The conjecture is true !
 
I came to this by close observation of the set  {r1, r2, ... ,rl}  for a fixed  p (not too big)  and  q = p+1, p+2, ...
For instance, when  p = 7, tabulating  q,  the residue sets  I got : 
  8, {11, 1}
  9, {15, 3, 0}
  ...
  336,  {294, 0}
  337,  {295, 294, 7, 0}
  338,  {296, 294, 14, 0}
  339,  {297, 294, 21, 0}
  340,  {298, 294, 28, 0}
  341,  {299, 294, 35, 7, 0}
  342,  {300, 294, 42, 0}
  343,  {301, 294, 49, 0}
  344,  {302, 294, 56, 0}
  ...
The last residue seemed to be always zero from 336 (= 7^3 - 7) on.

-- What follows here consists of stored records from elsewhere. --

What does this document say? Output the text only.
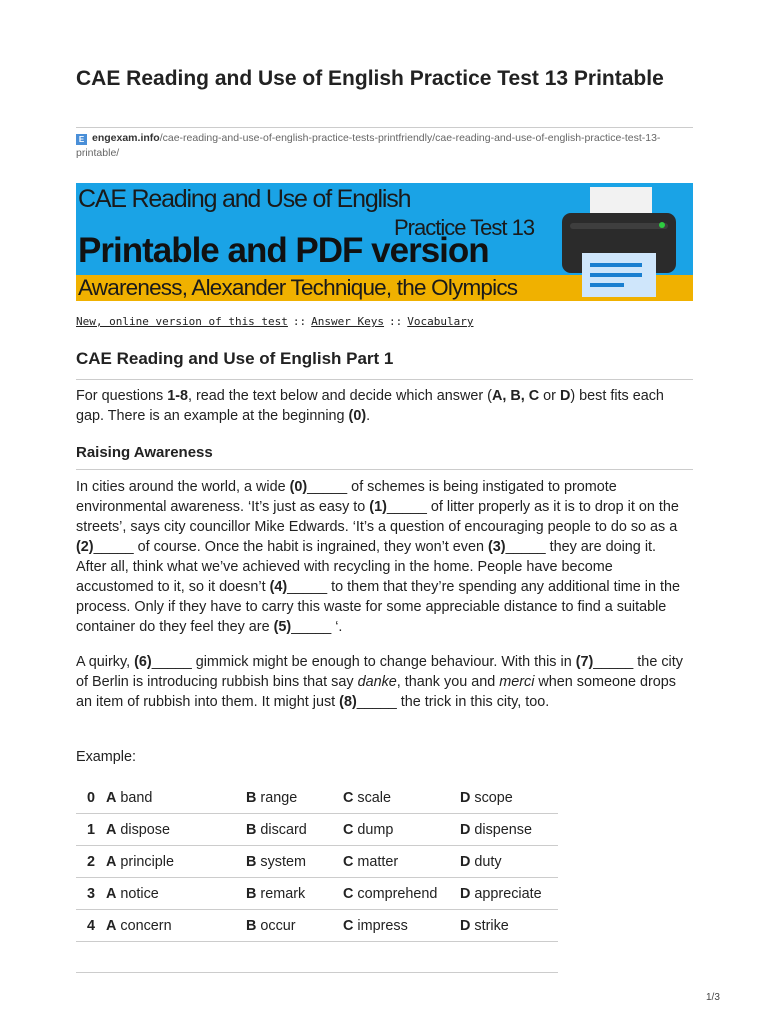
CAE Reading and Use of English Practice Test 13 Printable
E engexam.info/cae-reading-and-use-of-english-practice-tests-printfriendly/cae-reading-and-use-of-english-practice-test-13-printable/
CAE Reading and Use of English
Practice Test 13
Printable and PDF version
Awareness, Alexander Technique, the Olympics
New, online version of this test :: Answer Keys :: Vocabulary
CAE Reading and Use of English Part 1

For questions 1-8, read the text below and decide which answer (A, B, C or D) best fits each gap. There is an example at the beginning (0).

Raising Awareness

In cities around the world, a wide (0)_____ of schemes is being instigated to promote environmental awareness. ‘It’s just as easy to (1)_____ of litter properly as it is to drop it on the streets’, says city councillor Mike Edwards. ‘It’s a question of encouraging people to do so as a (2)_____ of course. Once the habit is ingrained, they won’t even (3)_____ they are doing it. After all, think what we’ve achieved with recycling in the home. People have become accustomed to it, so it doesn’t (4)_____ to them that they’re spending any additional time in the process. Only if they have to carry this waste for some appreciable distance to find a suitable container do they feel they are (5)_____ ‘.

A quirky, (6)_____ gimmick might be enough to change behaviour. With this in (7)_____ the city of Berlin is introducing rubbish bins that say danke, thank you and merci when someone drops an item of rubbish into them. It might just (8)_____ the trick in this city, too.

Example:

0	A band	B range	C scale	D scope
1	A dispose	B discard	C dump	D dispense
2	A principle	B system	C matter	D duty
3	A notice	B remark	C comprehend	D appreciate
4	A concern	B occur	C impress	D strike
1/3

This was sufficient to me to see that it should be possible to find a proof of the following :

 
For every prime  p  and every natural number  q  >  p^3 - p, the residue scheme ends in zero.

 
This is indeed easy to prove as follows :
   Write  q  as  p^3 - p + k  (for  k > 0)

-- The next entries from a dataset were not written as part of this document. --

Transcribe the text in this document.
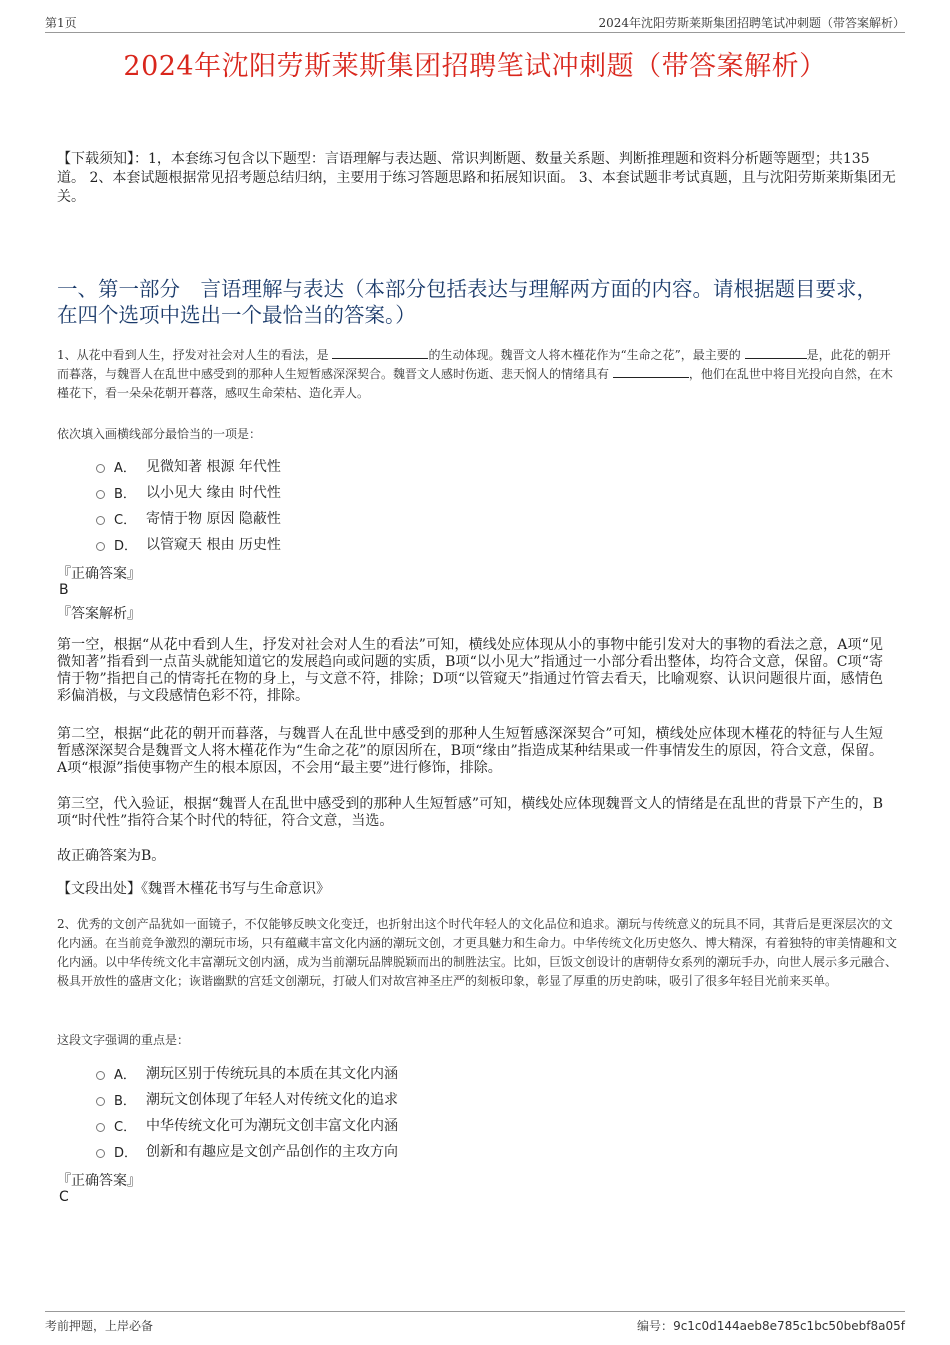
第1页	2024年沈阳劳斯莱斯集团招聘笔试冲刺题（带答案解析）
2024年沈阳劳斯莱斯集团招聘笔试冲刺题（带答案解析）
【下载须知】：1，本套练习包含以下题型：言语理解与表达题、常识判断题、数量关系题、判断推理题和资料分析题等题型；共135道。 2、本套试题根据常见招考题总结归纳，主要用于练习答题思路和拓展知识面。 3、本套试题非考试真题，且与沈阳劳斯莱斯集团无关。
一、第一部分　言语理解与表达（本部分包括表达与理解两方面的内容。请根据题目要求，在四个选项中选出一个最恰当的答案。）
1、从花中看到人生，抒发对社会对人生的看法，是	的生动体现。魏晋文人将木槿花作为“生命之花”，最主要的	是，此花的朝开而暮落，与魏晋人在乱世中感受到的那种人生短暂感深深契合。魏晋文人感时伤逝、悲天悯人的情绪具有	，他们在乱世中将目光投向自然，在木槿花下，看一朵朵花朝开暮落，感叹生命荣枯、造化弄人。
依次填入画横线部分最恰当的一项是：
A． 见微知著 根源 年代性
B． 以小见大 缘由 时代性
C． 寄情于物 原因 隐蔽性
D． 以管窥天 根由 历史性
『正确答案』
B
『答案解析』
第一空，根据“从花中看到人生，抒发对社会对人生的看法”可知，横线处应体现从小的事物中能引发对大的事物的看法之意，A项“见微知著”指看到一点苗头就能知道它的发展趋向或问题的实质，B项“以小见大”指通过一小部分看出整体，均符合文意，保留。C项“寄情于物”指把自己的情寄托在物的身上，与文意不符，排除；D项“以管窥天”指通过竹管去看天，比喻观察、认识问题很片面，感情色彩偏消极，与文段感情色彩不符，排除。
第二空，根据“此花的朝开而暮落，与魏晋人在乱世中感受到的那种人生短暂感深深契合”可知，横线处应体现木槿花的特征与人生短暂感深深契合是魏晋文人将木槿花作为“生命之花”的原因所在，B项“缘由”指造成某种结果或一件事情发生的原因，符合文意，保留。A项“根源”指使事物产生的根本原因，不会用“最主要”进行修饰，排除。
第三空，代入验证，根据“魏晋人在乱世中感受到的那种人生短暂感”可知，横线处应体现魏晋文人的情绪是在乱世的背景下产生的，B项“时代性”指符合某个时代的特征，符合文意，当选。
故正确答案为B。
【文段出处】《魏晋木槿花书写与生命意识》
2、优秀的文创产品犹如一面镜子，不仅能够反映文化变迁，也折射出这个时代年轻人的文化品位和追求。潮玩与传统意义的玩具不同，其背后是更深层次的文化内涵。在当前竞争激烈的潮玩市场，只有蕴藏丰富文化内涵的潮玩文创，才更具魅力和生命力。中华传统文化历史悠久、博大精深，有着独特的审美情趣和文化内涵。以中华传统文化丰富潮玩文创内涵，成为当前潮玩品牌脱颖而出的制胜法宝。比如，巨饭文创设计的唐朝侍女系列的潮玩手办，向世人展示多元融合、极具开放性的盛唐文化；诙谐幽默的宫廷文创潮玩，打破人们对故宫神圣庄严的刻板印象，彰显了厚重的历史韵味，吸引了很多年轻目光前来买单。
这段文字强调的重点是：
A． 潮玩区别于传统玩具的本质在其文化内涵
B． 潮玩文创体现了年轻人对传统文化的追求
C． 中华传统文化可为潮玩文创丰富文化内涵
D． 创新和有趣应是文创产品创作的主攻方向
『正确答案』
C
考前押题，上岸必备	编号：9c1c0d144aeb8e785c1bc50bebf8a05f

   Then, p + q = p^3 + k  so that we have :
      p q === p (p^3 - p + k) === -p^2 === p^3 + k - p^2 (mod p+q )
   Thus, r1 = p^3 - p^2 + k (mod p+q).
   Next, in order to compute  r2, we have modulo r1 :
     p q === p^3 - p^2  (mod  p^3 - p^2 + k)  (proof left to the reader).
   Hence, r2  is independent of  k.
   Furthermore, r2  is clearly divisible by  p  and hence all further residue  ri (i >= 2) will be divisible by  p.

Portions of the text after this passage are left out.